At the moment it's how much it will clutter up the house. I've got a TV and I have no idea what any of the wires connect to and if I add to that... urgh. It's psychological. Is the desire to play new games higher than the annoyance at having to deal with all the shit? Right now the annoyance is higher than the desire to play new games so I can't quite crest the hill. So I'm not sure what I'm going to do about the Nintendo, I really want to play Zelda, the Zelda series are my favorite games ever, so I really want to play that. Having said that I didn't play the last Zelda, so maybe I've broken the habit.
What was it about Zelda that you loved?
It's a very immersive world, it's puzzles aren't annoying. I'm not a huge fan of point-and-click adventures because of the lateral thinking involved in the puzzles. I like things to make sense. In Zelda it does – it's puzzles makes a lovely kind of dreamlike sense and it's not too hard, it's not too easy, there's lots of mysteries, surprises, there's many many of those click moments where you can't get through a particular door and then you get a particular tool and you realize "oh my god I can get through the door back at the place!" Those moments are great, and it has that kind of Nintendo charm that's very hard to define.
Were you ever tempted to squeeze more gaming references into The IT Crowd?

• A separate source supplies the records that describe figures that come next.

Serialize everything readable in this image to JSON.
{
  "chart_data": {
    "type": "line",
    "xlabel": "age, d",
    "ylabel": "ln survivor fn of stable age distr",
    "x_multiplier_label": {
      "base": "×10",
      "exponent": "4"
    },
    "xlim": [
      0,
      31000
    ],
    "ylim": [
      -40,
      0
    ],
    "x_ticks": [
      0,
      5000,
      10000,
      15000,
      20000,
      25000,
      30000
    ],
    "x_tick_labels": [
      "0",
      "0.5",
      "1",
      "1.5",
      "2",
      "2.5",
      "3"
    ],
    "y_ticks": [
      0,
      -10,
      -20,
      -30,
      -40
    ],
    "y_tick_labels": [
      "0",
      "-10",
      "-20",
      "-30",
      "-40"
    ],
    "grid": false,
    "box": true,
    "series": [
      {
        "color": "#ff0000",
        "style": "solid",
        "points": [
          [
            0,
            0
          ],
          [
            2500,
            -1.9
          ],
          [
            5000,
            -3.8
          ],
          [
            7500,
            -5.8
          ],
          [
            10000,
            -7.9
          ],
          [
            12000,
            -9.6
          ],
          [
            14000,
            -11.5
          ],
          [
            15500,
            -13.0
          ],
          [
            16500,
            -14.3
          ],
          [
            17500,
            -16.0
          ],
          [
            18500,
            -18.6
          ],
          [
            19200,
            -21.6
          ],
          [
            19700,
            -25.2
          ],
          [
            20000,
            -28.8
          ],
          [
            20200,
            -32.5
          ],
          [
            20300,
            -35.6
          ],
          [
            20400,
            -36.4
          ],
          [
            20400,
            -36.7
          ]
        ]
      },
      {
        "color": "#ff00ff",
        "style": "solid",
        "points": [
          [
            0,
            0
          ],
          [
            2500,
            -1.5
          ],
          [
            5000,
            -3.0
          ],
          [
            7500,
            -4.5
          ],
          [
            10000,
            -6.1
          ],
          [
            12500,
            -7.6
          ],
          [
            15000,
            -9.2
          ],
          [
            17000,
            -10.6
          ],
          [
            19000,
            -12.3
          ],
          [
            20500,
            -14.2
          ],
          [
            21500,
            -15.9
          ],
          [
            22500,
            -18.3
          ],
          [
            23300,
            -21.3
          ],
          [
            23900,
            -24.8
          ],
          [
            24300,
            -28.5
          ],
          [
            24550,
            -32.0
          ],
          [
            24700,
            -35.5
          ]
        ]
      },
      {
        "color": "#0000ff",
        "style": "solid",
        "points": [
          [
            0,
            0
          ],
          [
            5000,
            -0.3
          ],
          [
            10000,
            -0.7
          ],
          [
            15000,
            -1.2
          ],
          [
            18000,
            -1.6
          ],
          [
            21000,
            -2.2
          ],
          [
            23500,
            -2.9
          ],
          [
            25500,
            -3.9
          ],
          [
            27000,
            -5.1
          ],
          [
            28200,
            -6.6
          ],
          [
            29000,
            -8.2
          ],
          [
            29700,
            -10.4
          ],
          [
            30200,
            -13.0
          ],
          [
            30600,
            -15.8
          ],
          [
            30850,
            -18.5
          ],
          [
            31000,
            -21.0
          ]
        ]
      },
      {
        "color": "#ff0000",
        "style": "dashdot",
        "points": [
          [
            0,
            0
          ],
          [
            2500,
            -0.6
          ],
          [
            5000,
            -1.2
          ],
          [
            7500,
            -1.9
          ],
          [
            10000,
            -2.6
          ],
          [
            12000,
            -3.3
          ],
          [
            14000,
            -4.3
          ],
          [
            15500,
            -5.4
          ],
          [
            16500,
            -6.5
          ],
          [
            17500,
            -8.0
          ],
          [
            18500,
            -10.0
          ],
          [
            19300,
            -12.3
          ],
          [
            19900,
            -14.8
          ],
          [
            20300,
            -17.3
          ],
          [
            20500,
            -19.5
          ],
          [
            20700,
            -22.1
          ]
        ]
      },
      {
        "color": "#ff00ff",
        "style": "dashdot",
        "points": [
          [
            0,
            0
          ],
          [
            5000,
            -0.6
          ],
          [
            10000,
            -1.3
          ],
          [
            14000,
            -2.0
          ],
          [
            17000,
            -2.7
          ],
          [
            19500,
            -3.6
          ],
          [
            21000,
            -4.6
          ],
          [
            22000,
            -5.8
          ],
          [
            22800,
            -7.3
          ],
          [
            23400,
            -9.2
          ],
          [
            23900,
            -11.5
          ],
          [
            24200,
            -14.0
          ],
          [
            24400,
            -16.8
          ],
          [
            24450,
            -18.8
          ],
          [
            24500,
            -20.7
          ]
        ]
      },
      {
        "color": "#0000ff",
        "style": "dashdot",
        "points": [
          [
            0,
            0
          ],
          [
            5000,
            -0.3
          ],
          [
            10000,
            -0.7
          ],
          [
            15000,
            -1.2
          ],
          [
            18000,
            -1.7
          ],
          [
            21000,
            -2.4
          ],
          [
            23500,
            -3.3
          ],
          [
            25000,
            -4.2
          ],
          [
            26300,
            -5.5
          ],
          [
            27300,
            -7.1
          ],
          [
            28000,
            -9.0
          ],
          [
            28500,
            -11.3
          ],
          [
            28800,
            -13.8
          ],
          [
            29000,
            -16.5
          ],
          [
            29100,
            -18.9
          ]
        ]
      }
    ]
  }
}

I sometimes see cartoons or little web films based on games and I always just think that's appealing to a very narrow demographic. It's not like I want to exclude those people, I just don't want to exclude everyone else. When you do comedy I think it's good to have a kind of light hand when you're dealing with certain thing. So when I did the Dungeons And Dragons episode of The IT Crowd, you have to kind of describe what Dungeons And Dragons is. So I really avoided all of that stuff because I worried it would feel exclusionary, but then I realized that Jen represents the non-nerd public. Jen can have it explained to her the way I want to explain it to the audience. So once you have a plan like that it's fine. I have to be careful though, I wouldn't like to do "Zelda's not a man" jokes, or that type of an in-joke.